The NASCAR Cup Series race at Watkins Glen was 2 hours, 10 minutes, and 57 seconds. It was shorter than the Xfinity Series race from the day before, which clocked in at 2 hours, 23 minutes. Of the four cautions that flew in the Go Bowling at The Glen, only one was natural caution for a stalled car.
It was the perfect Sunday afternoon.
The race length, 90 laps, was no different than what it’s been for years at Watkins Glen, but there were a few factors that helped make the day fly by. For starters, there were no significant incidents or pile-ups like those repeatedly shown in the highlight reel leading into the race.
NASCAR officials threw a competition caution on lap 10, plus two stage breaks on laps 20 and 40. James Davison caused the only other caution when his Rick Ware Racing machine came to a stop on track.
Think of it as quality over quantity. The racing was decent – perhaps not the most entertaining road course event – but there was different pit strategy and good battles for positions, such as when Martin Truex Jr. led and had to fend off Christopher Bell and Kyle Larson.
In the end, it came down to the storyline of the most popular driver and king of the road, Chase Elliott, trying to chase down his teammate, Larson, for the win. Long green flag runs dominated the day, leaving drivers like Kyle Busch sore afterward because it hardly left time for anyone to breathe or relax.
Aside from the terrible, no good, very bad day that Brad Keselowski had with not one, not two, but three different spins, including one that took out Team Penske teammate Joey Logano, it was a relatively smooth and clean race. The race wasn’t dragged out or marred by questionable officiating. It took less time than expected or normal for a Cup Series race, and that was OK.

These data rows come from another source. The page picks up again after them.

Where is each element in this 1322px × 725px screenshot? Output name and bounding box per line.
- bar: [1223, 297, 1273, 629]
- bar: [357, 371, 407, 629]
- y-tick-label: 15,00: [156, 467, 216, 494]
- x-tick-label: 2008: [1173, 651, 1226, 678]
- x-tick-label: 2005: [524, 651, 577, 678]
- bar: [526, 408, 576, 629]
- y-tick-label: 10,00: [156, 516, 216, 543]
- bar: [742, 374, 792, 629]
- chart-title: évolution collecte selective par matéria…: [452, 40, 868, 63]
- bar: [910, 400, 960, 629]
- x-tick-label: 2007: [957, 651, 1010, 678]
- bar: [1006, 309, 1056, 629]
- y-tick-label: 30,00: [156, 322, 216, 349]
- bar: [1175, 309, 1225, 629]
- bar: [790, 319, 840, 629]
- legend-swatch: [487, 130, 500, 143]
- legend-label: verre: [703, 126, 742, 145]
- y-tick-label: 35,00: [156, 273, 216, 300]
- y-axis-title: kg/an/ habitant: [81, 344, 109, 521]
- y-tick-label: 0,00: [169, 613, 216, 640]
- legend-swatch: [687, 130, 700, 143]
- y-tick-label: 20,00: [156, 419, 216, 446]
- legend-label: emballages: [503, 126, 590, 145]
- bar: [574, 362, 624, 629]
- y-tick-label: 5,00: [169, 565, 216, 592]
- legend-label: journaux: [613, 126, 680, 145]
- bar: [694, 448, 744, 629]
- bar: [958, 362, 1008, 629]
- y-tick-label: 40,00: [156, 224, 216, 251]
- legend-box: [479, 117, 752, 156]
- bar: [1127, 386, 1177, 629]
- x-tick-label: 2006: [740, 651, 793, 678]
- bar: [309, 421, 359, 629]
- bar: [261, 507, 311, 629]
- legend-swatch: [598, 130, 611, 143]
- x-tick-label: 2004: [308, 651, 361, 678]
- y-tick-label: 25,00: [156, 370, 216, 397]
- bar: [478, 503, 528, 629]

Speaking of officiating, credit is due here, as it was the other reason the race moved along quickly. NASCAR officials have taken their lumps for having quick trigger fingers when it comes to throwing cautions, and have been accused of wanting to bunch the field up for chaotic restarts.
There have been questionable cautions for drivers almost spinning, brushing the wall, or for a cloud of smoke. But officials kept away from the button at Watkins Glen, letting the race play out and giving drivers a chance to get going again after getting off course.
The four cautions that did occur were not exceedingly long. Think back to the inaugural event at Road America last month and the complaints about how the long cautions took around the already lengthy 4-mile course. Watkins Glen had four cautions for six laps.
NASCAR didn’t waste time having the field following the pace car lap after lap when the course didn’t need extensive cleaning. The caution flew, the pits opened, the field reset. It seemingly took no time to make all of that happen and get back to green flag action.
Of course, all of this was aided by the TV window. The Cup Series race went green at 3 p.m. ET on NBCSN, and the NTT IndyCar Series race from Nashville was scheduled to be on air at 5:30 p.m. ET. Basically, NASCAR was in hurry-up mode to get its event in and not waste time.
Elton Sawyer, NASCAR’s vice president of officiating and technical inspection, admitted as much Monday morning on SiriusXM NASCAR Radio. But he also agreed that lessons were learned from cautions at other road course races. There is nothing wrong with either of those things, and there will be no complaints about not wasting time on caution laps.
There shouldn’t be any complaints about the race moving right along either.
There are times a movie needs an hour and a half to tell the story, while others might need two and a half hours or longer. If it’s a good movie, the length doesn’t matter. Sometimes you go to a NASCAR race, and it takes 2 hours and 10 minutes, and sometimes it takes three or four. Again, quality over quantity, and Watkins Glen was a good race with good timing.